Duele, por lo menos a mí, duele mucho echar una ojeada al mundo editorial español. Y por mundo editorial me refiero, por supuesto, no solamente a la política de publicación de las editoriales, sino al nivel de los escritores famosos o por lo menos mediáticos, y a los gustos del lector medio. Yo, que debo ser el tipo más pirado de este país, no puedo entender que mis paisanos, que por lo que parece son iguales que yo, se gasten el dinero que tanto cuesta ganar y ocupen su muy precioso tiempo (que también es igual para todos: escasísimo), adquiriendo novelas o cualquier otro tipo de narrativa, ya sea española o extranjera, de muy bajo nivel, por no decir nulo. Pero aún me sorprende más que luego esos lectores, que sin duda creen en lo que hacen, escriban en blogs o suban sus vídeos a Youtube, valorando y admirando según qué trabajos deleznables. Lo único que ha dejado de sorprenderme es el bajísimo nivel de ambición, de riesgo formal, de pura narrativa, del grueso de novelistas o aspirantes a novelistas de este país. Sí me asombra que muy pocos hagan lo que yo estoy haciendo: poner el grito en el cielo ante la dantesca situación de la literatura española.

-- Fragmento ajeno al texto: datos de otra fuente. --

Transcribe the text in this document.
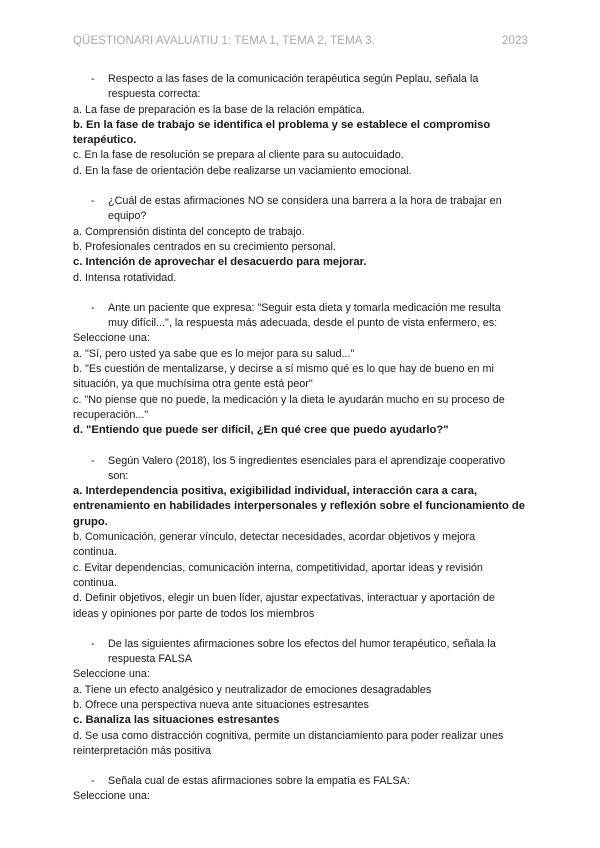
QÜESTIONARI AVALUATIU 1: TEMA 1, TEMA 2, TEMA 3.	2023
- Respecto a las fases de la comunicación terapéutica según Peplau, señala la
respuesta correcta:
a. La fase de preparación es la base de la relación empática.
b. En la fase de trabajo se identifica el problema y se establece el compromiso
terapéutico.
c. En la fase de resolución se prepara al cliente para su autocuidado.
d. En la fase de orientación debe realizarse un vaciamiento emocional.
- ¿Cuál de estas afirmaciones NO se considera una barrera a la hora de trabajar en
equipo?
a. Comprensión distinta del concepto de trabajo.
b. Profesionales centrados en su crecimiento personal.
c. Intención de aprovechar el desacuerdo para mejorar.
d. Intensa rotatividad.
- Ante un paciente que expresa: "Seguir esta dieta y tomarla medicación me resulta
muy difícil...", la respuesta más adecuada, desde el punto de vista enfermero, es:
Seleccione una:
a. "Sí, pero usted ya sabe que es lo mejor para su salud..."
b. "Es cuestión de mentalizarse, y decirse a sí mismo qué es lo que hay de bueno en mi
situación, ya que muchísima otra gente está peor"
c. "No piense que no puede, la medicación y la dieta le ayudarán mucho en su proceso de
recuperación..."
d. "Entiendo que puede ser difícil, ¿En qué cree que puedo ayudarlo?"
- Según Valero (2018), los 5 ingredientes esenciales para el aprendizaje cooperativo
son:
a. Interdependencia positiva, exigibilidad individual, interacción cara a cara,
entrenamiento en habilidades interpersonales y reflexión sobre el funcionamiento de
grupo.
b. Comunicación, generar vínculo, detectar necesidades, acordar objetivos y mejora
continua.
c. Evitar dependencias, comunicación interna, competitividad, aportar ideas y revisión
continua.
d. Definir objetivos, elegir un buen líder, ajustar expectativas, interactuar y aportación de
ideas y opiniones por parte de todos los miembros
- De las siguientes afirmaciones sobre los efectos del humor terapéutico, señala la
respuesta FALSA
Seleccione una:
a. Tiene un efecto analgésico y neutralizador de emociones desagradables
b. Ofrece una perspectiva nueva ante situaciones estresantes
c. Banaliza las situaciones estresantes
d. Se usa como distracción cognitiva, permite un distanciamiento para poder realizar unes
reinterpretación más positiva
- Señala cual de estas afirmaciones sobre la empatía es FALSA:
Seleccione una:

Al mismo tiempo que escribo estas líneas, voy a consultar las listas de los libros más vendidos en este país, a día 28 de abril de 2019. Algo que es más difícil de lo que parece, porque la mayoría de estas listas están elaboradas por los grandes almacenes que las venden o, en el caso de La casa del libro, los libros de Planeta que más están siendo demandados o, simplemente, los que ellos quieren vender con más entusiasmo. Para consultar una lista fiable he de trabajármelo bastante. Pero bueno, he aquí los que aparecen en los primeros puestos en casi todas estas listas: Todo lo que sucedió con Miranda Huff, de Javier Castillo; Tus pasos en la escalera, de Antonio Muñoz Molina; Sakura, de Matilde Asensi; Lo mejor de ir es volver, de Albert Espinosa; Yo Julia, de Santiago Posteguillo; Reina Roja, de Juan Gómez Jurado… esto en ficción. En no ficción, Come comida real, de Carlos Ríos; El director: secretos e intrigas de la prensa narrados por el ex-director de El Mundo, de Javier Jiménez García; Una historia de España, de Arturo Pérez-Reverte. En pocas palabras, hay bastantes cosas, bastante material, bastantes razones para que la crítica y sobre todo los lectores, que también necesitan ser críticos, se pregunten si algo de todo esto, que en teoría es lo que más está convenciendo y gustando a la mayoría, vale de verdad la pena. Pero sobre todo hay demasiado. Se publican demasiados títulos y da la impresión de que cualquiera se pone a escribir y ve sus proyectos publicados, por intereses que muchas veces no llegan a saberse.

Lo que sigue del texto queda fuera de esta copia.